SolarCity reported $2.395 billion (€2.14 billion) in cash from financing, which means that the lease payments are actually generating float. That number is also growing: Solar City reported making $1.49 billion (€1.33 billion) in cash from financing in December 2014, so its cash from financing increased by $905 million (€807.1 million) over the course of 2015.

SolarCity was also able to keep a lot of that cash; it had $393.86 million (€351.25 million) in cash and short-term investments on Dec. 31, 2015. That figure was down from $642.69 million (€573.17 million) in December 2014. This means SolarCity could have a hard time holding onto the cash, which does not seem like a value investment to me.

This indicates that SolarCity could have a highly profitable business model that generates a lot of cash, even though it loses a lot of money on its industrial activities.
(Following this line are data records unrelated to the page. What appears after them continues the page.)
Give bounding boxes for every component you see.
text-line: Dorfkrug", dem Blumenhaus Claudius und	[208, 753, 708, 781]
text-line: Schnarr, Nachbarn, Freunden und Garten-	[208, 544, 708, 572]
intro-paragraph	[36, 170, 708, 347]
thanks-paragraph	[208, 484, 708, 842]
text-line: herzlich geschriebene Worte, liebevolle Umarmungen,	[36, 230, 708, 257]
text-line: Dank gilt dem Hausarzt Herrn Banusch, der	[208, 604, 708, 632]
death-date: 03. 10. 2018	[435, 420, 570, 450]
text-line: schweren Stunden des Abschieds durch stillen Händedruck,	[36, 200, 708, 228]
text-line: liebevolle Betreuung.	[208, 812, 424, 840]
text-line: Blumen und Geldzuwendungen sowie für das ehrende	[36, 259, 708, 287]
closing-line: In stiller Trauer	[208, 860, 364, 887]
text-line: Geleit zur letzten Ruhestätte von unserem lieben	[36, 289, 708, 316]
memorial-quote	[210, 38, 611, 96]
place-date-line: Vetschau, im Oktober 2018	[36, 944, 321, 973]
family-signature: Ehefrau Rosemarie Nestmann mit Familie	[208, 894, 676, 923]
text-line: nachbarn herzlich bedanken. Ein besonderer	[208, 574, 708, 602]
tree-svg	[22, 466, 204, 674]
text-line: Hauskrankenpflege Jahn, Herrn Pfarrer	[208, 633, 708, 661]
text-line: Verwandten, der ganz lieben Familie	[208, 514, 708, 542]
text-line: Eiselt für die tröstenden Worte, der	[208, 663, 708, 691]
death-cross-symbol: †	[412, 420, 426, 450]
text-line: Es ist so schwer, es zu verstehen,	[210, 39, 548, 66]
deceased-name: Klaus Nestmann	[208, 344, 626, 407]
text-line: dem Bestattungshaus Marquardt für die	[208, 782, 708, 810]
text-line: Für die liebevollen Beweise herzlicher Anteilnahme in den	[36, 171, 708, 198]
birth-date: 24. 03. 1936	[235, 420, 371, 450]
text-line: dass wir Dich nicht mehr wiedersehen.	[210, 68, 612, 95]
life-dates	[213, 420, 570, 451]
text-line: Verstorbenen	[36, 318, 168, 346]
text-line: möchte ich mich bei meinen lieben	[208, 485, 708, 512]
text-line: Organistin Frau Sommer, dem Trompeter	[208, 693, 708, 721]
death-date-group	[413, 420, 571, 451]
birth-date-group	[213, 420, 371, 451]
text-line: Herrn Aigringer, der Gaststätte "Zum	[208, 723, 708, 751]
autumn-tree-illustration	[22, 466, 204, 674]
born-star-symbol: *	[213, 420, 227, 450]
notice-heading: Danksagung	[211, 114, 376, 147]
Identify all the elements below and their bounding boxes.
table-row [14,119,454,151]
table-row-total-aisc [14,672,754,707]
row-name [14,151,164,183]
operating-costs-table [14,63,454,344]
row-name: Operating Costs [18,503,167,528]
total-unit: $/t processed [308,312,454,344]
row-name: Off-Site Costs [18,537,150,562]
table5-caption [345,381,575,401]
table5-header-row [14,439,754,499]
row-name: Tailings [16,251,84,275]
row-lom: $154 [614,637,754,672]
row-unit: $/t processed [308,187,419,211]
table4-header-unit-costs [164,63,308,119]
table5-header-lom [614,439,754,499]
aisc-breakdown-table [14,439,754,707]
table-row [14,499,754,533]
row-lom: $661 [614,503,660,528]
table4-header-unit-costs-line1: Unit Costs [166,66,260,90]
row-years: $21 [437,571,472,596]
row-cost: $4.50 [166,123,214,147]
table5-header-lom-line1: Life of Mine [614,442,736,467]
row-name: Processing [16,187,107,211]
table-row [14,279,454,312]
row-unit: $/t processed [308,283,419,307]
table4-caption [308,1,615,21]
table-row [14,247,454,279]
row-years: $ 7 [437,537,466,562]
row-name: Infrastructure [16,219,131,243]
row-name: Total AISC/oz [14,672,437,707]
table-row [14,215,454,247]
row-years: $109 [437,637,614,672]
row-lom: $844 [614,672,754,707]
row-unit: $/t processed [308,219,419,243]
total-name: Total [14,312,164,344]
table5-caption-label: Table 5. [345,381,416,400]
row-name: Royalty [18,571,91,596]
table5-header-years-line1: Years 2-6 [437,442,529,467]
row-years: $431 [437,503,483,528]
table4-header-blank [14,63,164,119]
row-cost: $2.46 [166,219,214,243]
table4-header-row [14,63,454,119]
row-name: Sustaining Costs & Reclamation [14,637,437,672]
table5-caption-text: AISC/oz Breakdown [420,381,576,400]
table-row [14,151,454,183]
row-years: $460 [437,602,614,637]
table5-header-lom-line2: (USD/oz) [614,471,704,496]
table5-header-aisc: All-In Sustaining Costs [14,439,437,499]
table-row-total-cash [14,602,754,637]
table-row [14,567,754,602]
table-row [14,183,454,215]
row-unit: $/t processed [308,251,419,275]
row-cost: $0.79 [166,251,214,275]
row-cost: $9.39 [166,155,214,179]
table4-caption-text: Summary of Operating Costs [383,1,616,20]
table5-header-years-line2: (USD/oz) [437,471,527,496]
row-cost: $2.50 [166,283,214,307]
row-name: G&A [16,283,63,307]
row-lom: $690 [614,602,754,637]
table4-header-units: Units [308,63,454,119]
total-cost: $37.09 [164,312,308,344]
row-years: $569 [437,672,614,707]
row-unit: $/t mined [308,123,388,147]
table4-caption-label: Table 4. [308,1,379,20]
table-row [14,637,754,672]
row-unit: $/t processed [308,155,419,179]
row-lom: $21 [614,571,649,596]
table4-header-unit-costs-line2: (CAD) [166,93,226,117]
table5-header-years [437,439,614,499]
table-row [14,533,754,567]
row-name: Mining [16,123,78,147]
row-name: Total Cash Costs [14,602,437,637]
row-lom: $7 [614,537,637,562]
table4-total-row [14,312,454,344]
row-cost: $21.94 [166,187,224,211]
The company did report a profit margin of 4.01% for the fourth quarter of 2015. That makes SolarCity a great deal like an automobile manufacturer that makes much of its money from the financing of its products.

The best way to classify SolarCity would as a potential value investment. It has a business model capable of generating large amounts of cash if specific conditions are met, the conditions being government subsidies for solar-electric systems. Unfortunately, it is clear if those conditions can be maintained or replicated beyond certain parts of the United States.